Évangile de Jésus-Christ selon saint Luc 11,37-41.

En ce temps-là, pendant que Jésus parlait, un pharisien l’invita pour le repas de midi. Jésus entra chez lui et prit place.
Le pharisien fut étonné en voyant qu’il n’avait pas fait d’abord les ablutions précédant le repas.
Le Seigneur lui dit : « Bien sûr, vous les pharisiens, vous purifiez l’extérieur de la coupe et du plat, mais à l’intérieur de vous-mêmes vous êtes remplis de cupidité et de méchanceté.
Insensés ! Celui qui a fait l’extérieur n’a-t-il pas fait aussi l’intérieur ?
Donnez plutôt en aumône ce que vous avez, et alors tout sera pur pour vous. »
Acclamons et partageons la parole de Dieu !

COMMENTAIRE :
Saint Bernardin de Sienne (1380-1444)
franciscain
“Où il est traité de l’aumône et à qui il convient de la dispenser” (coll. La vie spirituelle, novembre 1922, p. 239-241 ; in Lectures chrétiennes pour notre temps, fiche O47 ; trad. Orval ; © 1972 Abbaye d’Orval)
« Donnez en aumône ce que vous avez et tout sera pur pour vous » (Lc 11, 41)
Ne t’ai-je point enseigné que l’aumône se fait avec le cœur, les paroles et les œuvres ? Tu n’auras en ceci jamais d’excuse : quand tu vois la nécessité du pauvre, tu es tenu d’y compatir avec ton cœur. Lorsque tu vas à l’hôpital et ne peux guérir la peine de l’infirme, accorde-lui du moins l’aumône du cœur : prends-le en pitié.
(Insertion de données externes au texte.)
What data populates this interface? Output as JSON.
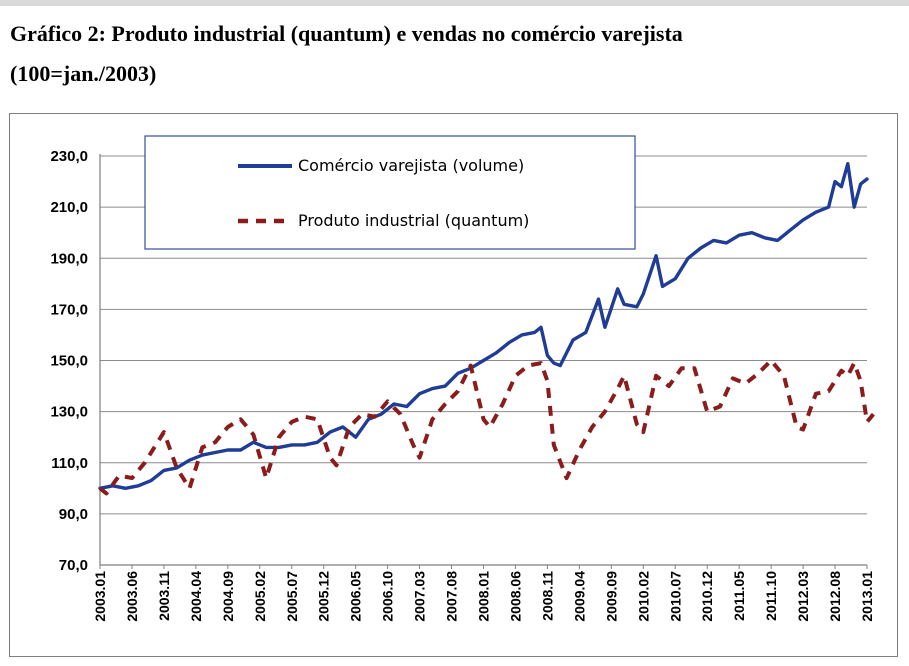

Et tu peux lui en donner une autre, qui lui sera peut-être plus chère : celle de la parole. Par le bienfait de deux paroles, tu allégeras sa peine. Tu ne seras jamais excusé de cette omission. En quelque état ou condition que tu vois l’infortuné, tu peux le consoler. Elle plaît tant au pauvre, l’aumône de la parole que tout aussitôt il se réconforte et s’apaise. Écoute la sainte Écriture : « La rosée ne rafraîchit-t-elle pas le vent brûlant ? » (Si 18,16). Vous souvenez-vous de la sensation que vous éprouvez au temps de la grande chaleur, quand vous trouvez une abondante rosée le matin ? De même parfois, lorsque, ne pouvant assister un miséreux par les biens de ce monde, tu le soutiens de tes paroles ; il semble tout rafraîchi et consolé, bien que tu ne l’aies point soulagé de sa nécessité matérielle. – Mais s’il est sourd, comment lui adresserai-je cette aumône ? – Tu n’est point pour cela excusé : tu peux du moins recoudre ses habits, l’aider à se vêtir, à se chauffer, et t’ingénier selon tes moyens. Qui sera dispensé de compatir au besogneux ? Personne. Vois dans l’Exode (cf. Ex 23,5) : il t’est commandé si tu vois un âne tomber, fût-ce celui de ton ennemi, d’aider à le relever. Si tu es tenu d’aider l’âne de ton ennemi, que sera-ce du prisonnier ? Tu n’as nulle excuse devant Dieu de ne pas l’assister ! Donne ton aumône dans la joie.

LECTURES :
Lettre de saint Paul Apôtre aux Galates 5,1-6.

Frères, c’est pour que nous soyons libres que le Christ nous a libérés. Alors tenez bon, ne vous mettez pas de nouveau sous le joug de l’esclavage.
Moi, Paul, je vous le déclare : si vous vous faites circoncire, le Christ ne vous sera plus d’aucun secours.
Je l’atteste encore une fois : tout homme qui se fait circoncire est dans l’obligation de pratiquer la loi de Moïse tout entière.
Vous qui cherchez la justification par la Loi, vous vous êtes séparés du Christ, vous êtes déchus de la grâce.
Nous, c’est par l’Esprit, en effet, que de la foi nous attendons la justice espérée.
Car, dans le Christ Jésus, ce qui a de la valeur, ce n’est pas que l’on soit circoncis ou non, mais c’est la foi, qui agit par la charité.

Psaume 119(118),41.43.44-45.47-48.
R/ Que vienne à moi, Seigneur, ton amour. (Ps 118, 41a)
Que vienne à moi, Seigneur, ton amour,
et ton salut, selon ta promesse.
N’ôte pas de ma bouche la parole de vérité,
car j’espère tes décisions.
J’observerai sans relâche ta loi,
toujours et à jamais.
Je marcherai librement,
car je cherche tes préceptes.
Je trouve mon plaisir en tes volontés,
oui, vraiment, je les aime.
Je tends les mains vers tes volontés,
je les aime, je médite sur tes ordres.